Creo que no. Cuando se llega a ese grado de degradación es que ya nos cargó el carajo a todos.
En un mundo normal, correcto, lo que debería resaltar es la confrontación pero de las ideas, no la ley del más fuerte.
Hubo un tiempo muy lejano en el que todo se resolvía a base de chingadazos, a base de imponer la fuerza al rival.
Claro, eran los tiempos de Trucutú y sus cavernícolas, esos fulanos que nos antecedieron, fuertes, bravos como ellos solos, listos para enfrentar a quien sea, hasta a esos gigantescos mamuts que con un pisotón aplacaban a cualquiera. El problema era la insuficiente materia gris que se les alojaba en el cerebro. El diálogo no era muy privilegiado que digamos. Se comunicaban a base de gruñidos y de madrazos cuando el interlocutor no entendía bien a bien lo que le estaban transmitiendo.
Trucutú y su pandilla eran de pocas pulgas, como correspondía a una época en la que si te descuidabas eras cavernícola muerto.

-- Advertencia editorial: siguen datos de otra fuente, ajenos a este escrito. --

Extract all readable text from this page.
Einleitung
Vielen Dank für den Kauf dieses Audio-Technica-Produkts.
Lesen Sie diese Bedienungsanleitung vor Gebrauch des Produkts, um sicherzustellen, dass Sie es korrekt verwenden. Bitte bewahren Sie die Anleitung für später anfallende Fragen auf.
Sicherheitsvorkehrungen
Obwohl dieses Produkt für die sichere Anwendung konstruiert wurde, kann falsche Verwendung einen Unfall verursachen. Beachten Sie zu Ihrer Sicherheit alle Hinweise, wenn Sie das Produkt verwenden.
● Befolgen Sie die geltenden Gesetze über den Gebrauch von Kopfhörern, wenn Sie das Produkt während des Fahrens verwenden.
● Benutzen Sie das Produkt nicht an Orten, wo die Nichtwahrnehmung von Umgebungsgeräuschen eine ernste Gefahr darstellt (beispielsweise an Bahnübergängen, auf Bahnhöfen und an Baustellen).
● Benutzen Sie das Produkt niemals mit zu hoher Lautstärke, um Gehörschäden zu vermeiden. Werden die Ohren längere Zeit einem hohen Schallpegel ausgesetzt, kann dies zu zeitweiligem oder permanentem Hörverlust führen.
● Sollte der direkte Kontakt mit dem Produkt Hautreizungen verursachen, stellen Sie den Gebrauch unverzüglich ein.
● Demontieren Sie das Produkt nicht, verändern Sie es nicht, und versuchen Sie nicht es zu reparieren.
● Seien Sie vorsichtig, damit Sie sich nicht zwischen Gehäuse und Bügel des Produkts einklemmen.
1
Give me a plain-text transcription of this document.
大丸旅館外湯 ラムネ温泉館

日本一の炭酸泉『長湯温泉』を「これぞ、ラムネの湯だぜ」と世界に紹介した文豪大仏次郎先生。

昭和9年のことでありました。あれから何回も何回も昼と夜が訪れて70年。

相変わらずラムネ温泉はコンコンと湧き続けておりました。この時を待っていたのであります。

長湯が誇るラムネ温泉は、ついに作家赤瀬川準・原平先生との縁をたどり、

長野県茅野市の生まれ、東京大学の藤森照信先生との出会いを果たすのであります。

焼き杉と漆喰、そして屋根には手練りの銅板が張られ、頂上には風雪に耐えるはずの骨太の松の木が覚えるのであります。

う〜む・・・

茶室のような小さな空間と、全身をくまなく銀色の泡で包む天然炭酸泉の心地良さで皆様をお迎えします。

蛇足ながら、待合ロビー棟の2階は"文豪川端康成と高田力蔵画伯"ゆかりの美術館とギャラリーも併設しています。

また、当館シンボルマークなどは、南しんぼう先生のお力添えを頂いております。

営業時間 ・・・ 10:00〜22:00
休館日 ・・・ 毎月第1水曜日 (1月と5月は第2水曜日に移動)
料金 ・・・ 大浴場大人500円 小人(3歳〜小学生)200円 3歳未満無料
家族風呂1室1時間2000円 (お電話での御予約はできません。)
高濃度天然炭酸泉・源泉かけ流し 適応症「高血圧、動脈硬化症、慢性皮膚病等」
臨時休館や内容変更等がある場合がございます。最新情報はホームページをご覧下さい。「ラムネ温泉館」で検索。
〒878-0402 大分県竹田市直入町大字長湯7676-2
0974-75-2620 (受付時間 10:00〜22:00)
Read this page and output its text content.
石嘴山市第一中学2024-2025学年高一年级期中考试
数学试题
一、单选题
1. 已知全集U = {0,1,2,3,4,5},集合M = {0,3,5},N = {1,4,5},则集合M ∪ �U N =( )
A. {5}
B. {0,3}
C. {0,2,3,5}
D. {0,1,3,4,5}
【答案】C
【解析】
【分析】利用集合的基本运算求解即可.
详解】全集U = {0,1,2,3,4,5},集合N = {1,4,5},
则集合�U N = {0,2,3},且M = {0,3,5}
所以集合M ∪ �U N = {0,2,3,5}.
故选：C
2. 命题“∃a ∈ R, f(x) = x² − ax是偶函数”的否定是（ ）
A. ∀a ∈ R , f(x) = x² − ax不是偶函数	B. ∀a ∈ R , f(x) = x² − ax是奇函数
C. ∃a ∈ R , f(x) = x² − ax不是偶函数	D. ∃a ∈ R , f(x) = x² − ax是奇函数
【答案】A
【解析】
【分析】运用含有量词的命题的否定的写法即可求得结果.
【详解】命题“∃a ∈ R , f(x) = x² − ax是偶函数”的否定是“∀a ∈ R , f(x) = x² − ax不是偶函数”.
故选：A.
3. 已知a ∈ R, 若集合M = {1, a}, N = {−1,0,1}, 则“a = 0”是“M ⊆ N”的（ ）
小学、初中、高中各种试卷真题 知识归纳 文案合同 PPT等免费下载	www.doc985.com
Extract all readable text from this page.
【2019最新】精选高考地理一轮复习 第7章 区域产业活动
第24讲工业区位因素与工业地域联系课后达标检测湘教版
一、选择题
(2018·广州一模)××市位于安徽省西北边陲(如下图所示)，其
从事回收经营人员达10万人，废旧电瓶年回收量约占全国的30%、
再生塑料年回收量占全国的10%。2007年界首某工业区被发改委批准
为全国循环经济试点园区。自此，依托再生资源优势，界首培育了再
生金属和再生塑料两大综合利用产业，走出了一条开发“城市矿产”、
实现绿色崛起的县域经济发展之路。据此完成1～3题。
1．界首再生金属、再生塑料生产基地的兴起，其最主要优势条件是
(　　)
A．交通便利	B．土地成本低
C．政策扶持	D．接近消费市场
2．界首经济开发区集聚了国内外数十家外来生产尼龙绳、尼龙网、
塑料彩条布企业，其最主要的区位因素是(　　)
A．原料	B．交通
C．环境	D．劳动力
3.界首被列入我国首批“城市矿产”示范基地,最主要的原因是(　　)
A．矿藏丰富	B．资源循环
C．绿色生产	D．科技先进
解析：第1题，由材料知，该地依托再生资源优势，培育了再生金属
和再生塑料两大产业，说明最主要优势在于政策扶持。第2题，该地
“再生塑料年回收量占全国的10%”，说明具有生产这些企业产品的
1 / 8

Lo lógico entonces era que anduvieras con el garrote en una mano y con el otro puño listo, como una especie de plan b, por si las cosas se salían de control y había que utilizar todos los recursos habidos y por haber.
Se supone que con el paso de las distintas épocas el ser humano fue entrando al raciocinio. Fue dejando como principales herramientas el garrote, los gruñidos y los madrazos a la hora de entrar en contacto con sus semejantes.
Se supone.
Lo que tenemos a la vista es que estamos volviendo a esas épocas en las que más te valía alinearte y hacer grupo porque solo y tu alma no llegabas lejos.
Estamos volviendo a esas épocas en las que tenías que estar con un ojo al gato y otro al garabato si no querías que de pronto te llegara el salvaje garrotazo y enviaran tu espíritu a otras dimensiones.
Estamos cayendo en exageraciones. Estamos volviendo a la brutalidad de antaño. A las trucutianas épocas en las que el gruñido, el garrote y el madrazo era el pan nuestro de cada día.